Compassionate yet unflinchingly honest, witty and almost painfully astute, The Condition explores the power of family mythologies--the self-delusions, denials, and inescapable truths that forever bind fathers and mothers and siblings.
Middlesex by Jeffrey Eugenides (529 pages)
In the spring of 1974, Calliope Stephanides, a student at a girls' school in Grosse Pointe, finds herself drawn to a chain-smoking, strawberry blond classmate with a gift for acting. The passion that furtively develops between them, along with Callie's failure to develop, leads Callie to suspect that she is not like other girls. In fact, she is not really a girl at all.

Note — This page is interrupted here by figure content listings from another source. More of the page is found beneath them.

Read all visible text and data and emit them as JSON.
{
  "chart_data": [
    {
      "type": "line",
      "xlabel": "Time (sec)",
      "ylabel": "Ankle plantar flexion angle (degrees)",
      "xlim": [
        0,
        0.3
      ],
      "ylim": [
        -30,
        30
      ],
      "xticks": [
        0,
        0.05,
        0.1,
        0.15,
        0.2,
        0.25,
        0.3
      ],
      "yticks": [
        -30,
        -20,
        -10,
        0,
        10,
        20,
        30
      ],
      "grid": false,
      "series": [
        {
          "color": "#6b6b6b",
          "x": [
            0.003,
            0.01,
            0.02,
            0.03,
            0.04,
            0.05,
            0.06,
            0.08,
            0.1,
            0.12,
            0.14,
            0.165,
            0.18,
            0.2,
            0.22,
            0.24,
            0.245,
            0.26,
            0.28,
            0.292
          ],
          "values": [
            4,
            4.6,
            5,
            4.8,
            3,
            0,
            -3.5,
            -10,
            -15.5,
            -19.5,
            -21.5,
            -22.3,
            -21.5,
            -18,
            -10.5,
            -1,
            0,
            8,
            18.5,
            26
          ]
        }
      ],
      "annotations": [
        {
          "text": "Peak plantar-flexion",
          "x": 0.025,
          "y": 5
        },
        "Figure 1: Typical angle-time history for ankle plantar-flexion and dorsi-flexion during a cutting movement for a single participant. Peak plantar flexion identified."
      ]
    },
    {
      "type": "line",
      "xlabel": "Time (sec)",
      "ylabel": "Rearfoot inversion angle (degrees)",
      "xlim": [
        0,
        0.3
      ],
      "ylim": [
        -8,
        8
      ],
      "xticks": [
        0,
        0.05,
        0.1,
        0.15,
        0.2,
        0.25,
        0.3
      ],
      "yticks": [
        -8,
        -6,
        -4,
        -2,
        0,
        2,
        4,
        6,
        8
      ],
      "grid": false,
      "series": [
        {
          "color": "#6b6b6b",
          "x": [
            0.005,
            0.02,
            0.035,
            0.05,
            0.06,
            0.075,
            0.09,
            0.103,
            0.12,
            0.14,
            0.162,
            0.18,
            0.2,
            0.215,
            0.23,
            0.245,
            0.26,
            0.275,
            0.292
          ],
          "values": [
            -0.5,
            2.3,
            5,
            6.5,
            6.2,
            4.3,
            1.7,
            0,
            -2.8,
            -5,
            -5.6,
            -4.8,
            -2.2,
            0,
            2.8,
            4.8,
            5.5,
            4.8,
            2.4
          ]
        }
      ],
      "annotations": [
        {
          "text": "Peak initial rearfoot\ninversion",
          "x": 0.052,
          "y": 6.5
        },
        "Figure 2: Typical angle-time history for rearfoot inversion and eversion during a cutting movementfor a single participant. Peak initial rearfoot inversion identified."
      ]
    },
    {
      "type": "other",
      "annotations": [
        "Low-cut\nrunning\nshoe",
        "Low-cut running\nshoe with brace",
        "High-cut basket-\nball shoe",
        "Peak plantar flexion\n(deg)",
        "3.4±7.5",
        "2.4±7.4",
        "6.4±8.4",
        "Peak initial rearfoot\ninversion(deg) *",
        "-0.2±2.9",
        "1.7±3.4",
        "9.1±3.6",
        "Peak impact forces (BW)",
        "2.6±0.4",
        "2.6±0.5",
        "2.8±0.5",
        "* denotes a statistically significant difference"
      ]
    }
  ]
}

The explanation for this shocking state of affairs takes us out of suburbia, back before the Detroit race riots of 1967, before the rise of the Motor City and Prohibition, to 1922, when the Turks sacked Smyrna and Callie's grandparents fled for their lives. Back to a tiny village in Asia Minor where two lovers, and one rare genetic mutation, set in motion the metamorphosis that will turn Callie into a being both mythical and perfectly real: a hermaphrodite.
Spanning eight decades, and one unusually awkward adolescence, Jeffrey Eugenides's long-awaited second novel is a grand, utterly original fable of crossed bloodlines, the intricacies of gender, and the deep, untidy promptings of desire.